By Samuel Swanson
Pinhead from Hellraiser. Leatherface from The Texas Chainsaw Massacre. Bicycle Face from Winnipeg.
Right?
“I always felt like it has a touch of the whimsical, or people will think it’s funny, but I never really knew it had such a dark kind of association,” laughs guitarist Ava Glendinning. “The name actually comes from an eighteenth-century fictitious disease. When women started riding bicycles, they ended up suddenly having more freedom. They were just coming out of this very rigid Victorian age where they’d been wearing huge constrictive dresses, and so they were suddenly riding bicycles, had their own mode of transport, and were wearing clothes that were a little bit more freeing, and some people didn’t like this and started diagnosing people with Bicycle Face.”
Today, Bicycle Face exists not in the DSM-5, but in the form of a musical duo – academically trained second cousins who found melodic chemistry whilst pursuing degrees in their passions.
“We’re second cousins once removed, but we only got to know each other in university,” Glendinning says.
Glendinning was studying jazz guitar and Theresa Thordarson classical piano, both at Brandon University.
“We barely played music together there, but as soon as we were living in Winnipeg we needed projects and wanted to be playing music, and started jamming together.”
Strange things have been part of the Bicycle Face project from its onset.
“We started off doing really bizarre things, like a cover of a viral YouTube video called Can’t Hug Every Cat.”
Can’t Hug Every Cat is an edited video of a woman in tears describing her love of cats, autotuned to a fluffy, dance-y, sarcastic soundtrack.
But Bicycle Face wasn’t satisfied with catatonic covers.
“We both had some original music that we had never really had a chance to play or the right kind of projects to bring it to, and just kind of fit together and went from there, and that was four years ago.”
Over those four years the cousins developed complementary styles for the project, and affections for oddity.
“We keep it pretty light. Our themes are a little weird,” Glendinning admits.
The Bicycle Face telling of Snow White, for example, remarks on her mere fictionality.
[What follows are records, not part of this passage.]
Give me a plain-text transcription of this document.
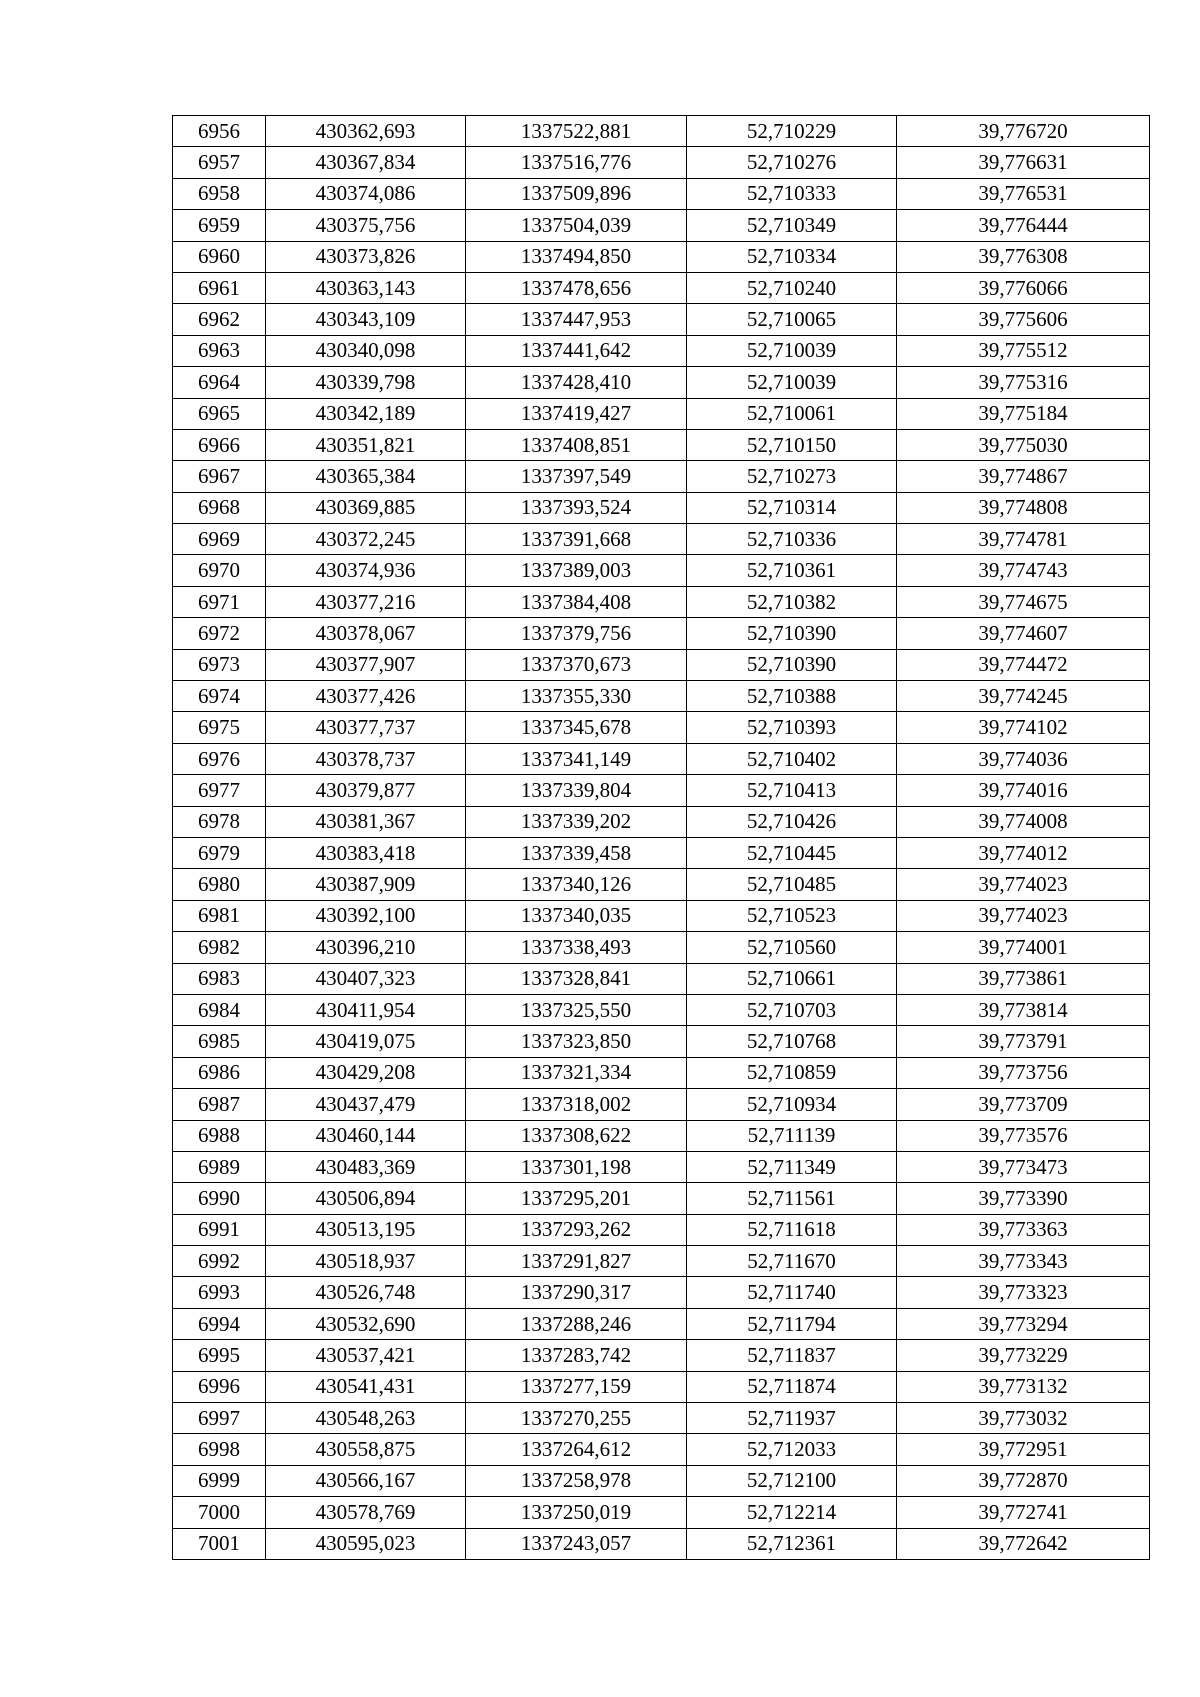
6956	430362,693	1337522,881	52,710229	39,776720
6957	430367,834	1337516,776	52,710276	39,776631
6958	430374,086	1337509,896	52,710333	39,776531
6959	430375,756	1337504,039	52,710349	39,776444
6960	430373,826	1337494,850	52,710334	39,776308
6961	430363,143	1337478,656	52,710240	39,776066
6962	430343,109	1337447,953	52,710065	39,775606
6963	430340,098	1337441,642	52,710039	39,775512
6964	430339,798	1337428,410	52,710039	39,775316
6965	430342,189	1337419,427	52,710061	39,775184
6966	430351,821	1337408,851	52,710150	39,775030
6967	430365,384	1337397,549	52,710273	39,774867
6968	430369,885	1337393,524	52,710314	39,774808
6969	430372,245	1337391,668	52,710336	39,774781
6970	430374,936	1337389,003	52,710361	39,774743
6971	430377,216	1337384,408	52,710382	39,774675
6972	430378,067	1337379,756	52,710390	39,774607
6973	430377,907	1337370,673	52,710390	39,774472
6974	430377,426	1337355,330	52,710388	39,774245
6975	430377,737	1337345,678	52,710393	39,774102
6976	430378,737	1337341,149	52,710402	39,774036
6977	430379,877	1337339,804	52,710413	39,774016
6978	430381,367	1337339,202	52,710426	39,774008
6979	430383,418	1337339,458	52,710445	39,774012
6980	430387,909	1337340,126	52,710485	39,774023
6981	430392,100	1337340,035	52,710523	39,774023
6982	430396,210	1337338,493	52,710560	39,774001
6983	430407,323	1337328,841	52,710661	39,773861
6984	430411,954	1337325,550	52,710703	39,773814
6985	430419,075	1337323,850	52,710768	39,773791
6986	430429,208	1337321,334	52,710859	39,773756
6987	430437,479	1337318,002	52,710934	39,773709
6988	430460,144	1337308,622	52,711139	39,773576
6989	430483,369	1337301,198	52,711349	39,773473
6990	430506,894	1337295,201	52,711561	39,773390
6991	430513,195	1337293,262	52,711618	39,773363
6992	430518,937	1337291,827	52,711670	39,773343
6993	430526,748	1337290,317	52,711740	39,773323
6994	430532,690	1337288,246	52,711794	39,773294
6995	430537,421	1337283,742	52,711837	39,773229
6996	430541,431	1337277,159	52,711874	39,773132
6997	430548,263	1337270,255	52,711937	39,773032
6998	430558,875	1337264,612	52,712033	39,772951
6999	430566,167	1337258,978	52,712100	39,772870
7000	430578,769	1337250,019	52,712214	39,772741
7001	430595,023	1337243,057	52,712361	39,772642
“Snow White, you’re just a fairy tale,” the song goes.
So, what sounds are the makings of a classical piano and jazz guitar cousin duo?
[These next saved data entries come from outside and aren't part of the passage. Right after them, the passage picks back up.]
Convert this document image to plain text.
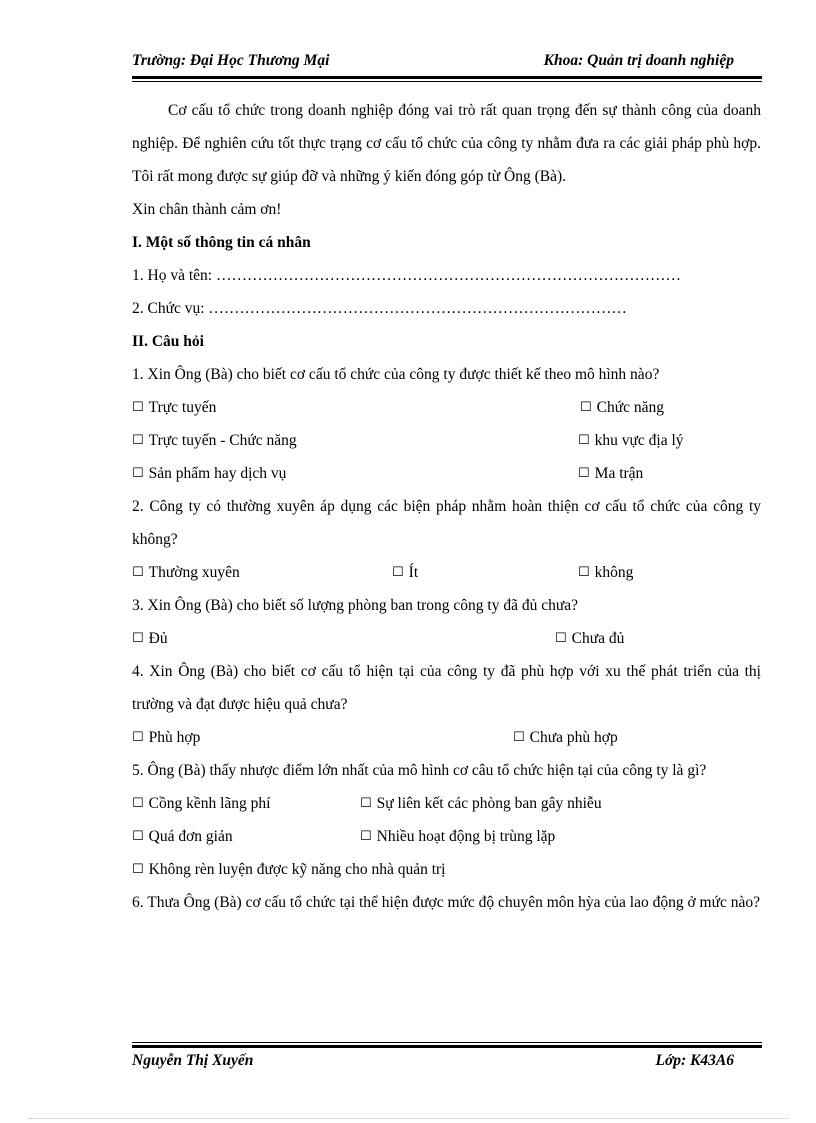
Trường: Đại Học Thương Mại	Khoa: Quản trị doanh nghiệp
Cơ cấu tổ chức trong doanh nghiệp đóng vai trò rất quan trọng đến sự thành công của doanh nghiệp. Để nghiên cứu tốt thực trạng cơ cấu tổ chức của công ty nhằm đưa ra các giải pháp phù hợp. Tôi rất mong được sự giúp đỡ và những ý kiến đóng góp từ Ông (Bà).
Xin chân thành cảm ơn!
I. Một số thông tin cá nhân
1. Họ và tên: ………………………………………………………………………………
2. Chức vụ: ………………………………………………………………………
II. Câu hỏi
1. Xin Ông (Bà) cho biết cơ cấu tổ chức của công ty được thiết kế theo mô hình nào?
☐ Trực tuyến	☐ Chức năng
☐ Trực tuyến - Chức năng	☐ khu vực địa lý
☐ Sản phẩm hay dịch vụ	☐ Ma trận
2. Công ty có thường xuyên áp dụng các biện pháp nhằm hoàn thiện cơ cấu tổ chức của công ty không?
☐ Thường xuyên	☐ Ít	☐ không
3. Xin Ông (Bà) cho biết số lượng phòng ban trong công ty đã đủ chưa?
☐ Đủ	☐ Chưa đủ
4. Xin Ông (Bà) cho biết cơ cấu tổ hiện tại của công ty đã phù hợp với xu thế phát triển của thị trường và đạt được hiệu quả chưa?
☐ Phù hợp	☐ Chưa phù hợp
5. Ông (Bà) thấy nhược điểm lớn nhất của mô hình cơ câu tổ chức hiện tại của công ty là gì?
☐ Cồng kềnh lãng phí	☐ Sự liên kết các phòng ban gây nhiễu
☐ Quá đơn giản	☐ Nhiều hoạt động bị trùng lặp
☐ Không rèn luyện được kỹ năng cho nhà quản trị
6. Thưa Ông (Bà) cơ cấu tổ chức tại thể hiện được mức độ chuyên môn hỳa của lao động ở mức nào?
Nguyễn Thị Xuyến	Lớp: K43A6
“We like to compare ourselves to a more whimsical Metric, or maybe there’s Joanna Newsom.”
The Unicorns and The Beatles are also major influences, according to Glendinning.
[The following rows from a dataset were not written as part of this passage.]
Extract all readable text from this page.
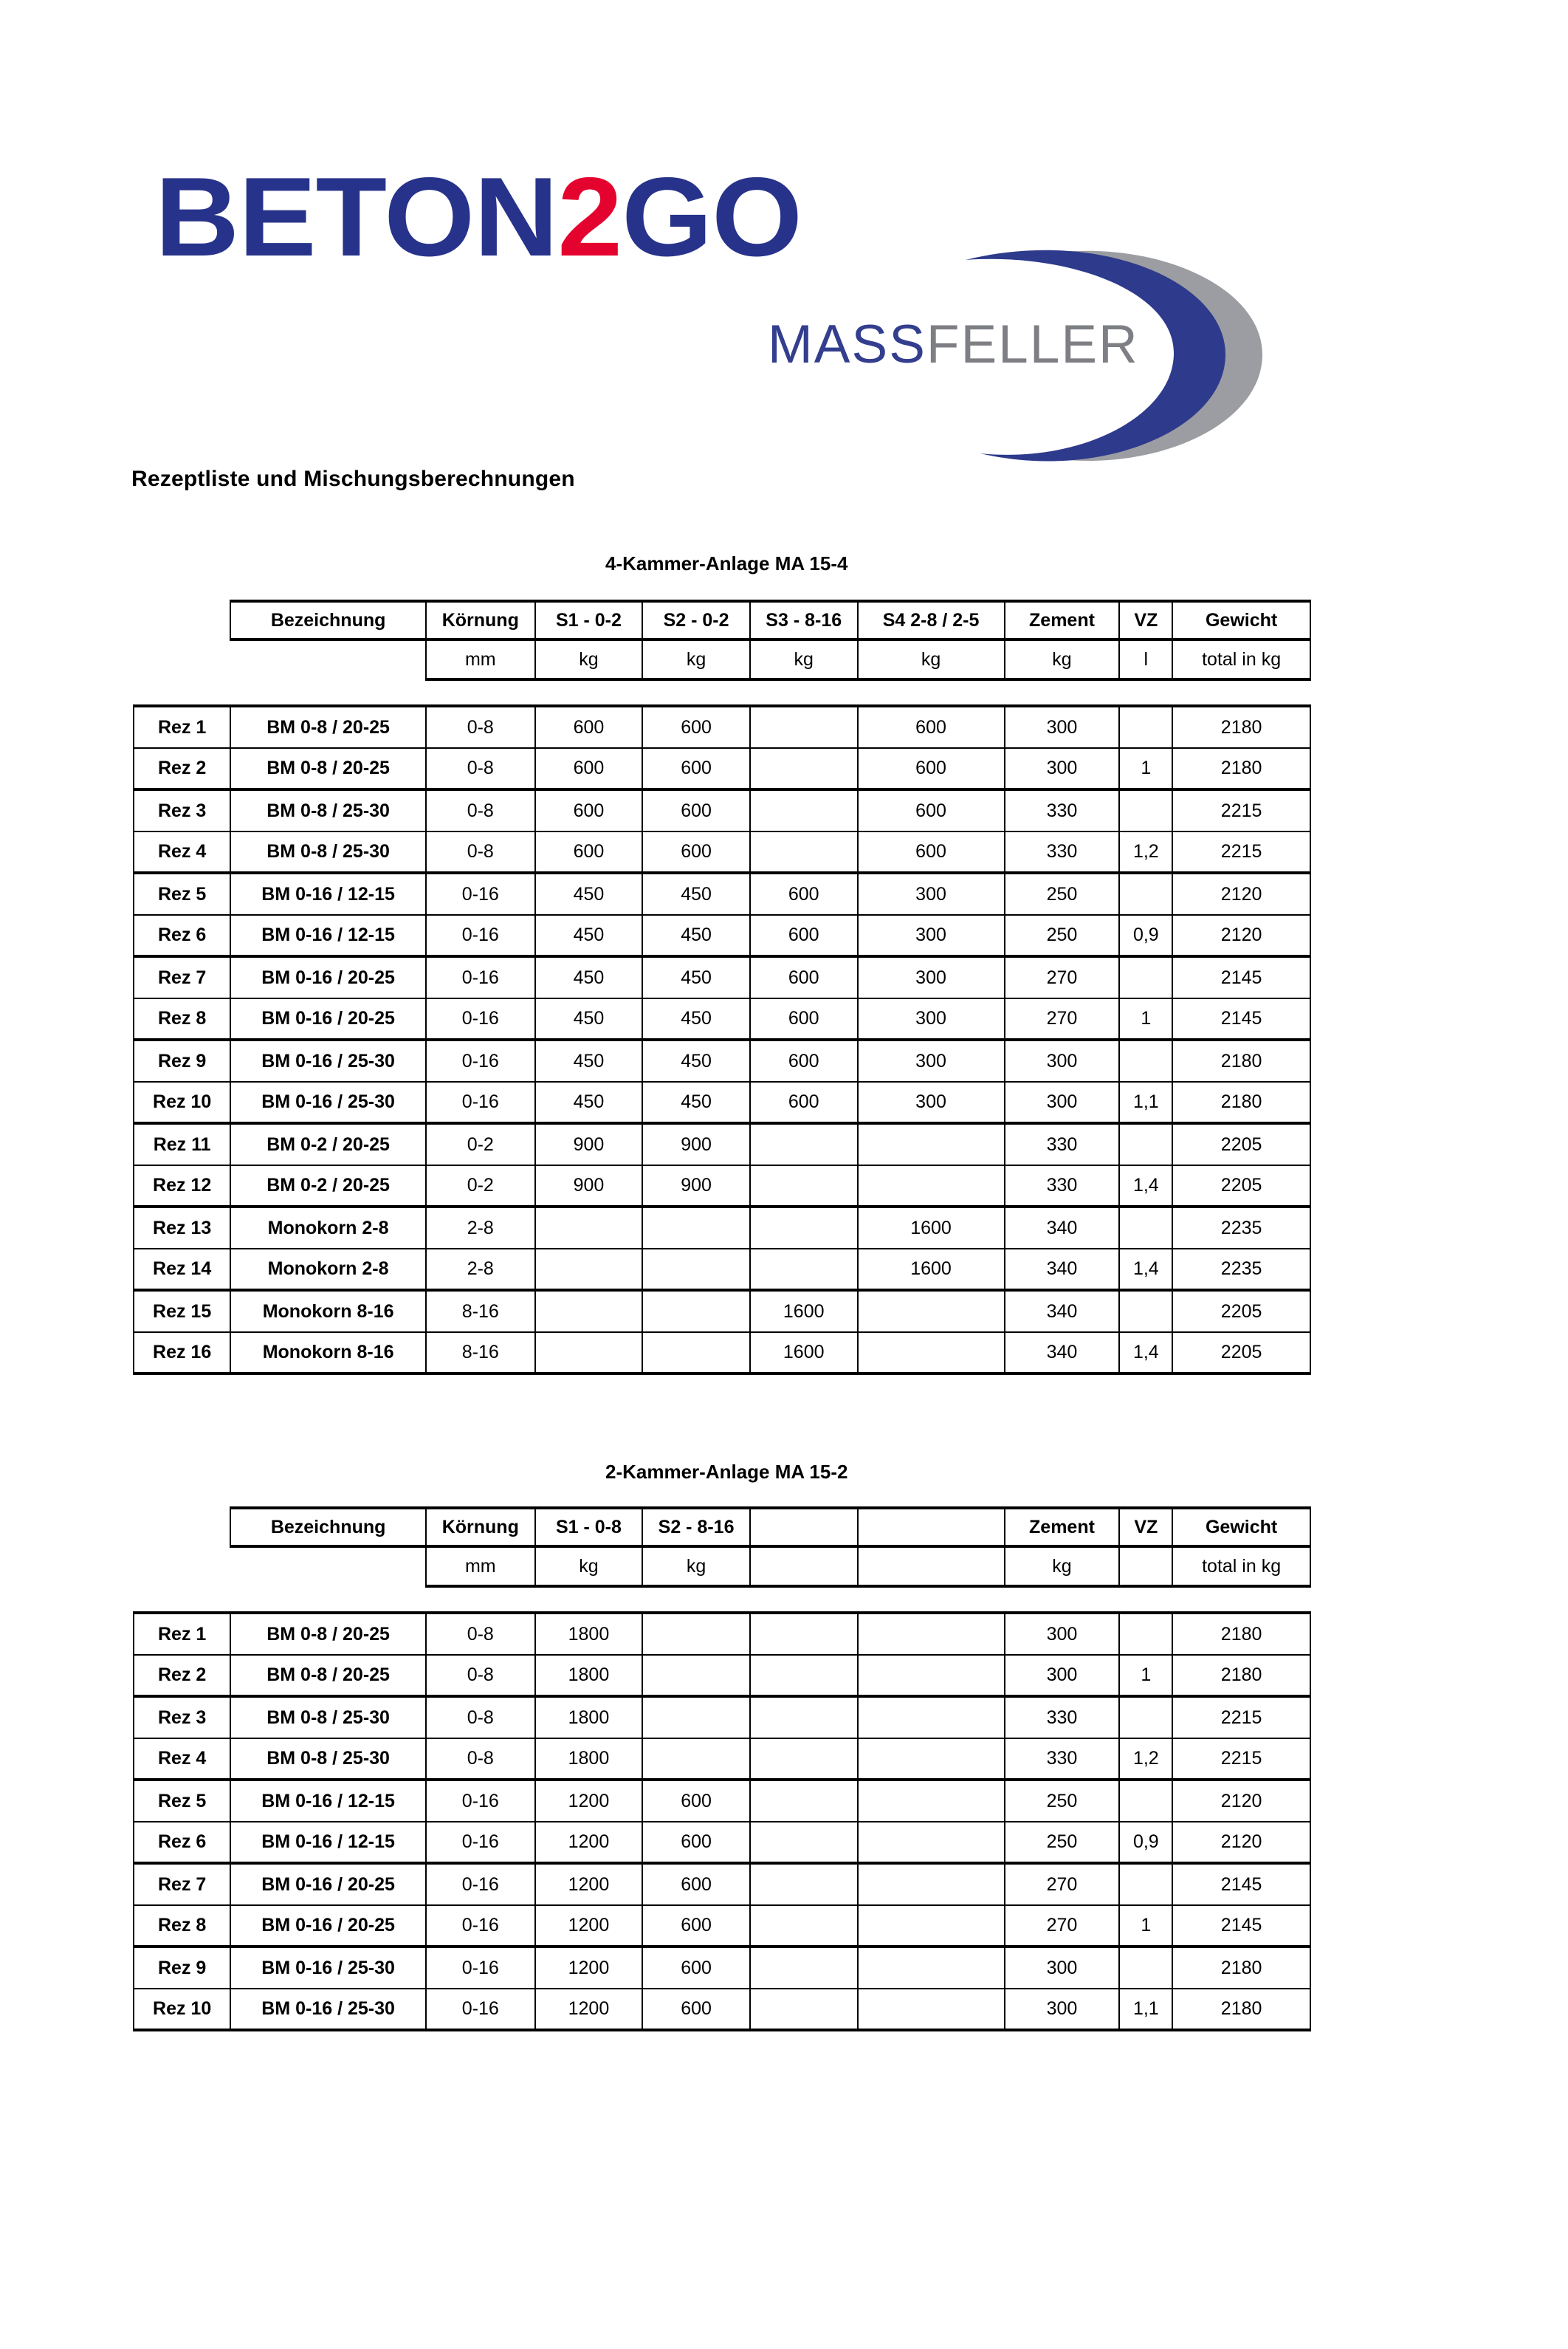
BETON2GO
MASSFELLER
Rezeptliste und Mischungsberechnungen
4-Kammer-Anlage MA 15-4
2-Kammer-Anlage MA 15-2
	Bezeichnung	Körnung	S1 - 0-2	S2 - 0-2	S3 - 8-16	S4 2-8 / 2-5	Zement	VZ	Gewicht
		mm	kg	kg	kg	kg	kg	l	total in kg

Rez 1	BM 0-8 / 20-25	0-8	600	600		600	300		2180
Rez 2	BM 0-8 / 20-25	0-8	600	600		600	300	1	2180
Rez 3	BM 0-8 / 25-30	0-8	600	600		600	330		2215
Rez 4	BM 0-8 / 25-30	0-8	600	600		600	330	1,2	2215
Rez 5	BM 0-16 / 12-15	0-16	450	450	600	300	250		2120
Rez 6	BM 0-16 / 12-15	0-16	450	450	600	300	250	0,9	2120
Rez 7	BM 0-16 / 20-25	0-16	450	450	600	300	270		2145
Rez 8	BM 0-16 / 20-25	0-16	450	450	600	300	270	1	2145
Rez 9	BM 0-16 / 25-30	0-16	450	450	600	300	300		2180
Rez 10	BM 0-16 / 25-30	0-16	450	450	600	300	300	1,1	2180
Rez 11	BM 0-2 / 20-25	0-2	900	900			330		2205
Rez 12	BM 0-2 / 20-25	0-2	900	900			330	1,4	2205
Rez 13	Monokorn 2-8	2-8				1600	340		2235
Rez 14	Monokorn 2-8	2-8				1600	340	1,4	2235
Rez 15	Monokorn 8-16	8-16			1600		340		2205
Rez 16	Monokorn 8-16	8-16			1600		340	1,4	2205
	Bezeichnung	Körnung	S1 - 0-8	S2 - 8-16			Zement	VZ	Gewicht
		mm	kg	kg			kg		total in kg

Rez 1	BM 0-8 / 20-25	0-8	1800				300		2180
Rez 2	BM 0-8 / 20-25	0-8	1800				300	1	2180
Rez 3	BM 0-8 / 25-30	0-8	1800				330		2215
Rez 4	BM 0-8 / 25-30	0-8	1800				330	1,2	2215
Rez 5	BM 0-16 / 12-15	0-16	1200	600			250		2120
Rez 6	BM 0-16 / 12-15	0-16	1200	600			250	0,9	2120
Rez 7	BM 0-16 / 20-25	0-16	1200	600			270		2145
Rez 8	BM 0-16 / 20-25	0-16	1200	600			270	1	2145
Rez 9	BM 0-16 / 25-30	0-16	1200	600			300		2180
Rez 10	BM 0-16 / 25-30	0-16	1200	600			300	1,1	2180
“We both listened to a lot of The Beatles growing up. Not that we sound like The Beatles, but I think we both try to write some catchy hooks but keep things, not your typical chord progressions, keep it a little bit unusual.”
The duo recorded an EP a year ago, but its release was delayed by a busy summer and Thordarson’s departure for graduate studies at the State University of New York at Fredonia, which, unlike Snow White, somehow actually exists, Thordarson assures us.
“Those six songs are a collection from the last three years that we’d been playing together when we recorded the EP, so it was about time. We finished it last spring but then we didn’t have time to plan an EP release show. And my cousin left for the winter, so we are now releasing it this June,” Glendinning informs.
Alongside guests Daniel Peloquin-Hopfner and iansucks, Bicycle Face will finally release an EP of their unusual chord progressions on June 11 at the Good Will Social Club.